A wall of fire crested the ridge a quarter-mile away.
Driven by the high summer winds, it chewed through the dry brush at terrifying speed.
The heat hit the window glass instantly, radiating into the living room.
Gray ash began to sift through the window sills.
Thick smoke curled under the front door.
Chase stumbled backward. The slick arrogance melted right off his face.
“Sienna, get up!” Chase screamed, his false composure shattering instantly. “Get out here now!”
Sienna burst into the living room a second later, barefoot and clutching her clothes to her chest. She took one look at the hellish glow outside the window and shrieked.
“The car!” Sienna sobbed, sprinting toward the exit. “Chase, the car!”
They bolted for the front door. I tried to follow them, but the sharp jolt of panic was useless against the reality of being seven months pregnant. As I lunged forward, the awkward, shifting weight of the baby dragged me down. My foot caught the edge of the braided rug, and I went down hard.

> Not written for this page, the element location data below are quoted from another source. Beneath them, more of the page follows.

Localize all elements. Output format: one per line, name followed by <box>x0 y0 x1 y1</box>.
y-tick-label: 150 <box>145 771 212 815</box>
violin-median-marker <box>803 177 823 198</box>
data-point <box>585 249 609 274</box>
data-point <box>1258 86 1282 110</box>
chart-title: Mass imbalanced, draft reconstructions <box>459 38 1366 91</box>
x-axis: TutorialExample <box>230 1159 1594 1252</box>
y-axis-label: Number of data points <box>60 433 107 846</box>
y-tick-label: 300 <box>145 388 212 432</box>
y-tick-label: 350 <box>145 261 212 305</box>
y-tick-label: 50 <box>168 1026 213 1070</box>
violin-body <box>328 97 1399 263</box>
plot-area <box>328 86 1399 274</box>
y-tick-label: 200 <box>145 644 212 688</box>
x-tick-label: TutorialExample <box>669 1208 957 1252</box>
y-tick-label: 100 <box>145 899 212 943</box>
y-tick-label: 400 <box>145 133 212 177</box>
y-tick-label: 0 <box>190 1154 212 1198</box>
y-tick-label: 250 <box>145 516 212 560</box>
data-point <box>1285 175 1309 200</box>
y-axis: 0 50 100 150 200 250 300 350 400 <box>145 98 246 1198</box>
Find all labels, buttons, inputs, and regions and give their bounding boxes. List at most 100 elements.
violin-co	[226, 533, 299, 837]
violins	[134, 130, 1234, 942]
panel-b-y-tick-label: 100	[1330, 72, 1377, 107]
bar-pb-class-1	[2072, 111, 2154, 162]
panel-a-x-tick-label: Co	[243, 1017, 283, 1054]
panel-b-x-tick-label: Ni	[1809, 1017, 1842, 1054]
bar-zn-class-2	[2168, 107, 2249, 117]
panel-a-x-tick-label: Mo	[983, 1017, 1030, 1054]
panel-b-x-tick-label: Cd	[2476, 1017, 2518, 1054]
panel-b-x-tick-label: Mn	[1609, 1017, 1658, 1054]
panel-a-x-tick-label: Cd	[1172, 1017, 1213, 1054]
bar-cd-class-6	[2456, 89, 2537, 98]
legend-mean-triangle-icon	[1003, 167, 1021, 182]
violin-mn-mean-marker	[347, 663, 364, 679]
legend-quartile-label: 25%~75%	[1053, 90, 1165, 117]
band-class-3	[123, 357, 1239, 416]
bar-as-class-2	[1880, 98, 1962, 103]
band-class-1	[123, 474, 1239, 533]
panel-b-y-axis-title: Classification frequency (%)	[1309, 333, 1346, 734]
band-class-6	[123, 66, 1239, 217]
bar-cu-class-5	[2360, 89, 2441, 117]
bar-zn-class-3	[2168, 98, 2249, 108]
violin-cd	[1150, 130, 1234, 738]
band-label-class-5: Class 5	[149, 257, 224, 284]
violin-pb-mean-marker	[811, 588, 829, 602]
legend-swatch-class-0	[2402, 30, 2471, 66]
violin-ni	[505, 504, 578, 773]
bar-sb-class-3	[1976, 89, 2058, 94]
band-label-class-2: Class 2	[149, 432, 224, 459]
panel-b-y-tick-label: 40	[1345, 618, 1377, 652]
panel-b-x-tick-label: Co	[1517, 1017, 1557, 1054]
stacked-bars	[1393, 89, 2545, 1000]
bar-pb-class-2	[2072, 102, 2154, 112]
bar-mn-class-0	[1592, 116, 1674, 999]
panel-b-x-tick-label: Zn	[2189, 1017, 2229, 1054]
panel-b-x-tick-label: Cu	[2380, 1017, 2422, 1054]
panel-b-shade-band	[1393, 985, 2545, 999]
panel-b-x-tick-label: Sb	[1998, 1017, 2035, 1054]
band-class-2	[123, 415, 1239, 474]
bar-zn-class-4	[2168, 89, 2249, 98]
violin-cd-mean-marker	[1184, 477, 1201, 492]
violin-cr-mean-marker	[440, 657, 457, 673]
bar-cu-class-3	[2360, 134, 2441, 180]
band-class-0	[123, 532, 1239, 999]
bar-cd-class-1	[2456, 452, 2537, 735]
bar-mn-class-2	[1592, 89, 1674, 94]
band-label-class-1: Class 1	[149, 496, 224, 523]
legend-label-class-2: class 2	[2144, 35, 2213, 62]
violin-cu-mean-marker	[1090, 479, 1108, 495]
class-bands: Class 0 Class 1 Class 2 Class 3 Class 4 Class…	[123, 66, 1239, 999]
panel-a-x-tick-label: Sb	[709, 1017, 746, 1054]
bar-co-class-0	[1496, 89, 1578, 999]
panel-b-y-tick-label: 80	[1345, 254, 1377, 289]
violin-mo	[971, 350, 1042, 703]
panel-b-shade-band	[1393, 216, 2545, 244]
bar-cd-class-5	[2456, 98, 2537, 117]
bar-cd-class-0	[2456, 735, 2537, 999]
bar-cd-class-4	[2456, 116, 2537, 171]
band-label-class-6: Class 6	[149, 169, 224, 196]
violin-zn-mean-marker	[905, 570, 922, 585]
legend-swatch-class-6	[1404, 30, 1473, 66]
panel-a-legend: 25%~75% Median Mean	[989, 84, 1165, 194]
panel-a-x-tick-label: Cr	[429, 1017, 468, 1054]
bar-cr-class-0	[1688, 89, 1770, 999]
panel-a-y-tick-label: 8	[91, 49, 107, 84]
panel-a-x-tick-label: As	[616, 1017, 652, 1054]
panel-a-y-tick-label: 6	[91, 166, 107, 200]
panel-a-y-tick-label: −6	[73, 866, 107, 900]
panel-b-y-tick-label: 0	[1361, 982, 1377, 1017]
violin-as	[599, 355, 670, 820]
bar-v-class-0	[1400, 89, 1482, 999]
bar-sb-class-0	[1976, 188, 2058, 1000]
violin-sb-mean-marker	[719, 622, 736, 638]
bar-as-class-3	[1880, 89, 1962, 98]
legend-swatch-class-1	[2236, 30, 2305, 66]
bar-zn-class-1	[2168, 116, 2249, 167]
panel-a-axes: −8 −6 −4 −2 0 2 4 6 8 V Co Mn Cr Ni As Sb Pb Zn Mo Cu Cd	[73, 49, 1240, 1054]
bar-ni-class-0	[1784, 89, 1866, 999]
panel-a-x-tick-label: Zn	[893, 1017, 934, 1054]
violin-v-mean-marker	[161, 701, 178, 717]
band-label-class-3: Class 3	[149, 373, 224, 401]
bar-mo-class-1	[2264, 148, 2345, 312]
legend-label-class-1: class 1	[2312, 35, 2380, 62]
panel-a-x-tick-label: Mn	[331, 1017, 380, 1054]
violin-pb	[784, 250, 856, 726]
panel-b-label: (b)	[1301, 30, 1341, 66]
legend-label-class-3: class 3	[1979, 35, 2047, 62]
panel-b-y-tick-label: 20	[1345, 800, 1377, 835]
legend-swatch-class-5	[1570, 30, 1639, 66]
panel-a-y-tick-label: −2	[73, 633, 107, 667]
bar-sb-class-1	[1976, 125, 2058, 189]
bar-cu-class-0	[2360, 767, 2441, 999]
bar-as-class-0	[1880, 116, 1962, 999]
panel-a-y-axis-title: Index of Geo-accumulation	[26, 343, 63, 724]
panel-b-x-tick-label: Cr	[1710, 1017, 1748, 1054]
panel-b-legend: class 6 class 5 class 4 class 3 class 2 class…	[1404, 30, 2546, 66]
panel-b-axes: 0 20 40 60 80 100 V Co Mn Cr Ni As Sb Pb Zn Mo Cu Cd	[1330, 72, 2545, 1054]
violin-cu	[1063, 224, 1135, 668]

My knee slammed into the pine floorboards. A bright pain shot up my leg. Woodsmoke filled the back of my throat, harsh and choking, bringing immediate tears to my eyes.
“Wait.” I coughed. I grabbed the heavy arm of the sofa, dragging myself up. “I can’t move fast. Help me.”
Chase yanked the front door open. The roar of the fire swelled, a terrifying wall of sound that drowned out the wind. Smoke billowed onto the porch, completely obscuring the driveway.
“Go, go, get out!” Chase yelled at Sienna, shoving her outside into the haze.
“Chase,” I pleaded, finally finding my footing. I reached my hand out toward him, coughing as the thick air hit my lungs. “Take my arm, I can’t—”
Chase stepped out onto the porch, and I could have sobbed in relief. Everything he had done in the bedroom—the deceit, the money—none of it mattered right now. We just had to survive. I knew he would reach back for me. At the very least, he would always want to protect our baby.